The Convention began with big-picture discussions on priorities and strategies to support the domestication of the Africa Mining Vision- to foster transparent, equitable, and optimal exploitation of Africa's mineral resources to spur wide-ranging sustainable growth and socio-economic development on the African continent. 

Talking points explicitly focused on identifying action and investment opportunities that can help accelerate progress towards the Africa Mining Vision. Participants stress the importance of transparency, political leadership, and a willingness to prioritize adopting or enacting supportive regulatory and administrative frameworks, instituting budgetary mechanisms necessary to bring the Africa Mining Vision from paper to practice.

The deliberations mainly shined a spotlight on the need to roll out a legislated level playing field that can be enforced by national, regional, and international regulators. 

Discussions further highlighted the importance of domesticating the global frameworks, standards, and principles to reflect East African regional values and creating detailed road maps to achieve them. Here, participants revealed that there is much to be done to develop specific implementation measures that resonate more strongly with local realities and accommodate different enforcement approaches. 

Participants were equally unequivocal in their support for domesticating the Extractives Industry Transparency Initiative (EITI). They hailed the EITI as a catalyst for our natural resources extractive industries' long-term sustainable and equitable management. The EITI provides a solid, robust framework for countries to promote the open and accountable management of oil, gas, and mineral resources through a multi-stakeholder approach and global standards. Participants pointed out the need for sustained political will to strengthen tax collection, improve local participation in the industry, build shared value among sector stakeholders, and enforce environmental and social safeguards. 
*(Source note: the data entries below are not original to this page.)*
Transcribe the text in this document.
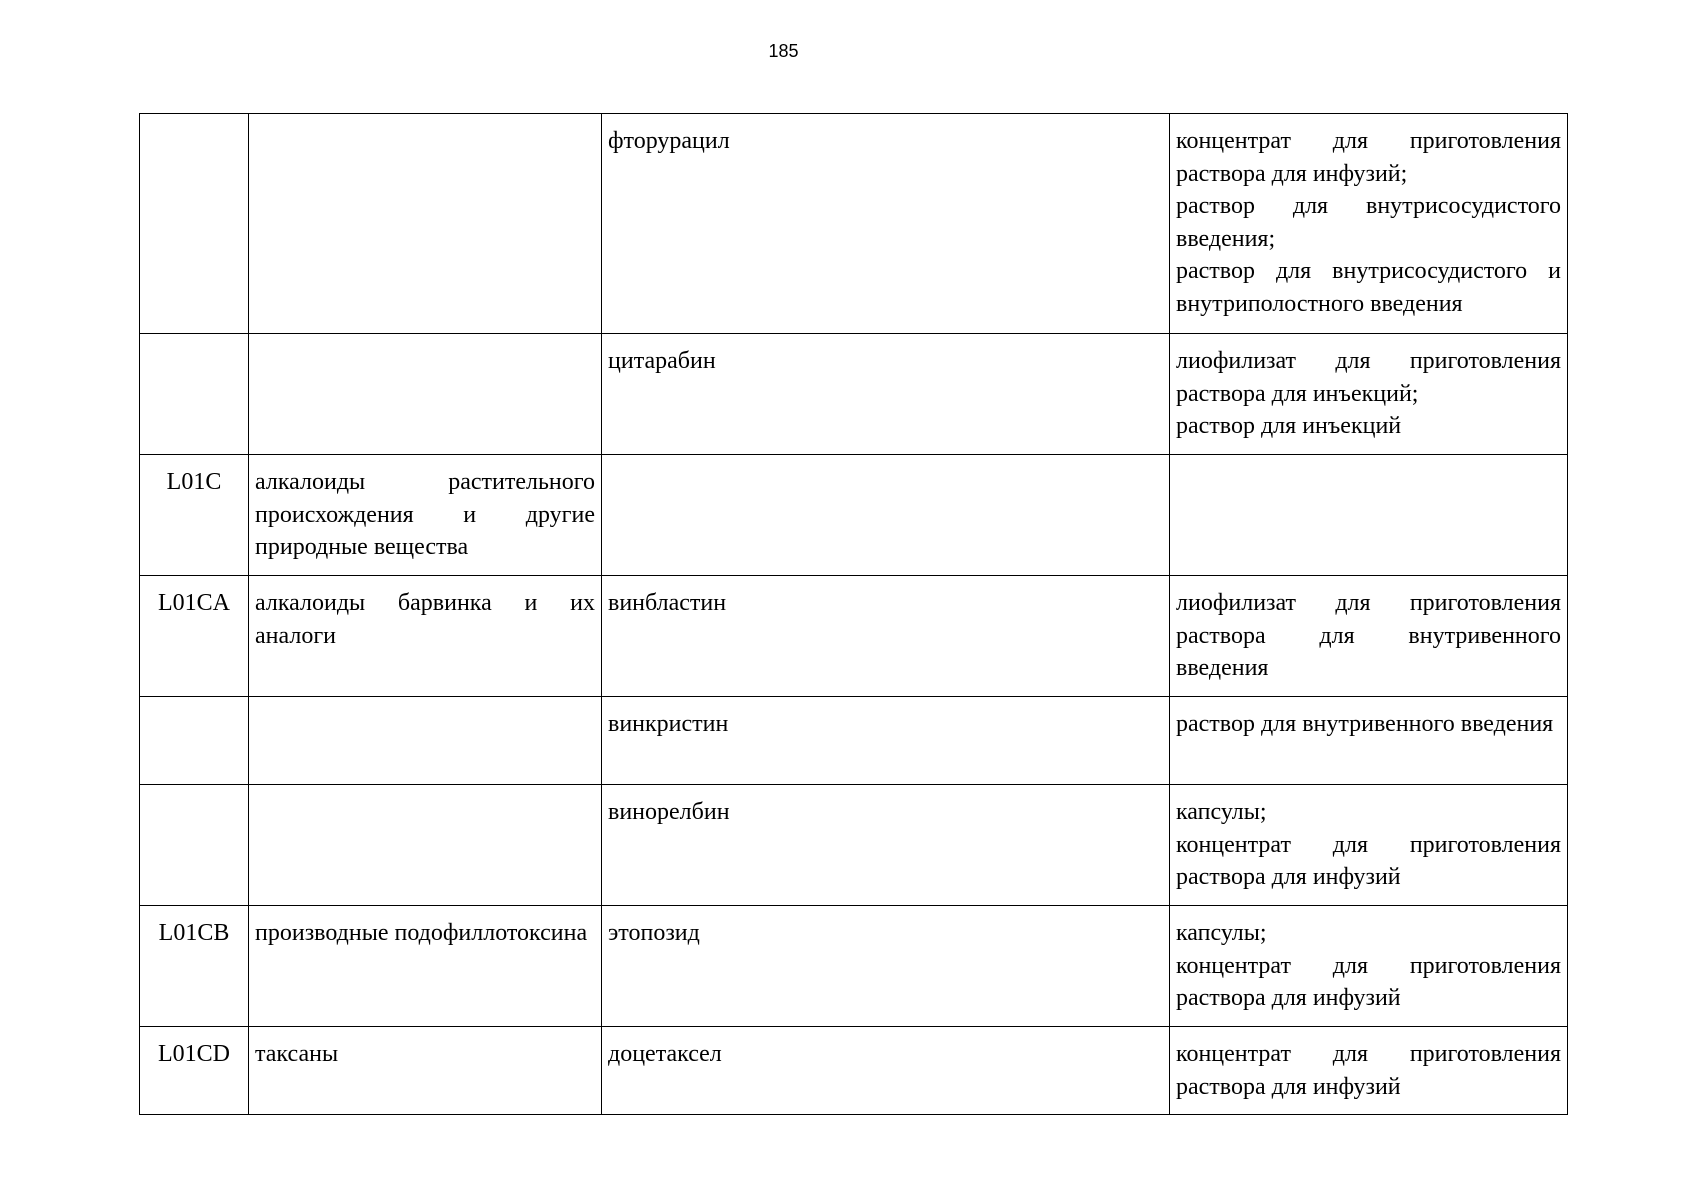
185
		фторурацил	концентрат для приготовления раствора для инфузий;
раствор для внутрисосудистого введения;
раствор для внутрисосудистого и внутриполостного введения

		цитарабин	лиофилизат для приготовления раствора для инъекций;
раствор для инъекций

L01C	алкалоиды растительного происхождения и другие природные вещества		
L01CA	алкалоиды барвинка и их аналоги	винбластин	лиофилизат для приготовления раствора для внутривенного введения

		винкристин	раствор для внутривенного введения

		винорелбин	капсулы;
концентрат для приготовления раствора для инфузий

L01CB	производные подофиллотоксина	этопозид	капсулы;
концентрат для приготовления раствора для инфузий

L01CD	таксаны	доцетаксел	концентрат для приготовления раствора для инфузий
Deliberations at the Convention prompted thoughts and reflections on our work and individual and collective impact over the years. Stakeholders agreed that achieving our longer-term ambitions requires more significant collective action and collaboration. The sector at large must align all stakeholders, policy, and investment decisions with the needs of the extractive landscape. Participants advocated for creating multi-stakeholder partnerships as essential to transforming the ecosystem as there is the potential for synergy and overlap. However, the necessary leadership and resources to support activities ranging from awareness and capacity building on human rights and equity within the extractives sector to collective action to strengthen monitoring and downward accountability, including advocacy, communications, and collaboration, are needed. They conceded that some investments would need to be funded and led by the private sector, others by the government, while other activities would require the involvement of civil society and communities. 
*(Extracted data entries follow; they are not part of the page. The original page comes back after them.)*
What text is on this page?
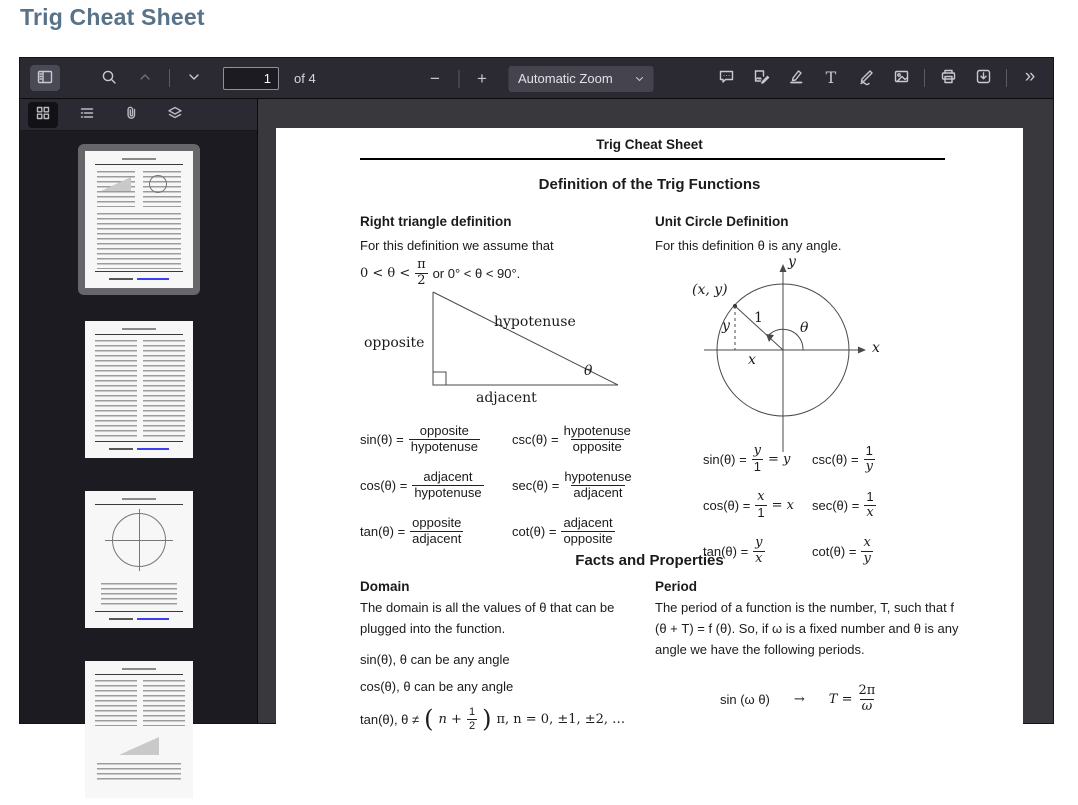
Trig Cheat Sheet
1
of 4	− + Automatic Zoom	T	»
Trig Cheat Sheet
Definition of the Trig Functions
Right triangle definition
For this definition we assume that
$0 < \theta < \frac{\pi}{2}$ or 0° < θ < 90°.
opposite
hypotenuse
adjacent
θ
$\sin(\theta) = \frac{\text{opposite}}{\text{hypotenuse}} \csc(\theta) = \frac{\text{hypotenuse}}{\text{opposite}}$
$\cos(\theta) = \frac{\text{adjacent}}{\text{hypotenuse}} \sec(\theta) = \frac{\text{hypotenuse}}{\text{adjacent}}$
$\tan(\theta) = \frac{\text{opposite}}{\text{adjacent}}$	$\cot(\theta) = \frac{\text{adjacent}}{\text{opposite}}$
Unit Circle Definition
For this definition θ is any angle.
y
x
(x, y)
1
θ
y
x
$\sin(\theta) = \frac{y}{1} = y$ $\csc(\theta) = \frac{1}{y}$
$\cos(\theta) = \frac{x}{1} = x$ $\sec(\theta) = \frac{1}{x}$
$\tan(\theta) = \frac{y}{x}$	$\cot(\theta) = \frac{x}{y}$
Facts and Properties
Domain
The domain is all the values of θ that can be plugged into the function.
sin(θ), θ can be any angle
cos(θ), θ can be any angle
tan(θ), θ ≠ ( $n + \frac{1}{2}$ ) π, n = 0, ±1, ±2, …
Period
The period of a function is the number, T, such that f (θ + T) = f (θ). So, if ω is a fixed number and θ is any angle we have the following periods.
sin (ω $\theta) \to T = \frac{2\pi}{\omega}$
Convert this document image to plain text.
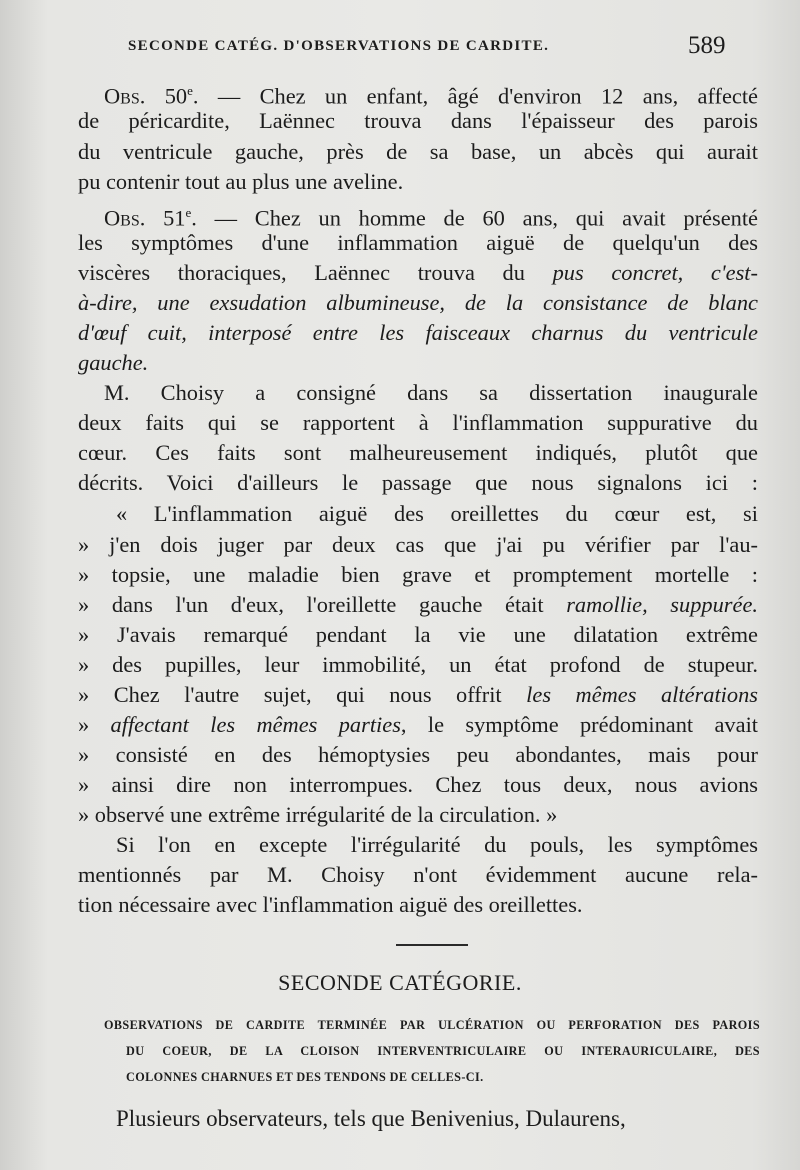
SECONDE CATÉG. D'OBSERVATIONS DE CARDITE.	589
Obs. 50e. — Chez un enfant, âgé d'environ 12 ans, affecté
de péricardite, Laënnec trouva dans l'épaisseur des parois
du ventricule gauche, près de sa base, un abcès qui aurait
pu contenir tout au plus une aveline.
Obs. 51e. — Chez un homme de 60 ans, qui avait présenté
les symptômes d'une inflammation aiguë de quelqu'un des
viscères thoraciques, Laënnec trouva du pus concret, c'est-
à-dire, une exsudation albumineuse, de la consistance de blanc
d'œuf cuit, interposé entre les faisceaux charnus du ventricule
gauche.
M. Choisy a consigné dans sa dissertation inaugurale
deux faits qui se rapportent à l'inflammation suppurative du
cœur. Ces faits sont malheureusement indiqués, plutôt que
décrits. Voici d'ailleurs le passage que nous signalons ici :
« L'inflammation aiguë des oreillettes du cœur est, si
» j'en dois juger par deux cas que j'ai pu vérifier par l'au-
» topsie, une maladie bien grave et promptement mortelle :
» dans l'un d'eux, l'oreillette gauche était ramollie, suppurée.
» J'avais remarqué pendant la vie une dilatation extrême
» des pupilles, leur immobilité, un état profond de stupeur.
» Chez l'autre sujet, qui nous offrit les mêmes altérations
» affectant les mêmes parties, le symptôme prédominant avait
» consisté en des hémoptysies peu abondantes, mais pour
» ainsi dire non interrompues. Chez tous deux, nous avions
» observé une extrême irrégularité de la circulation. »
Si l'on en excepte l'irrégularité du pouls, les symptômes
mentionnés par M. Choisy n'ont évidemment aucune rela-
tion nécessaire avec l'inflammation aiguë des oreillettes.
SECONDE CATÉGORIE.
OBSERVATIONS DE CARDITE TERMINÉE PAR ULCÉRATION OU PERFORATION DES PAROIS
DU COEUR, DE LA CLOISON INTERVENTRICULAIRE OU INTERAURICULAIRE, DES
COLONNES CHARNUES ET DES TENDONS DE CELLES-CI.
Plusieurs observateurs, tels que Benivenius, Dulaurens,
GRA builds upon previous conventions and carries forward ideas and solutions generated in this 5th Convention via the planning, the design, and the implementation of our program interventions. For example, the GRA Team is presently leading follow-on social mobilization activities to foster community participation in implementing, monitoring, and evaluating the EITI process. As a result, we hope to create a much more robust civil society voice and make EITI implementation and monitoring smoother.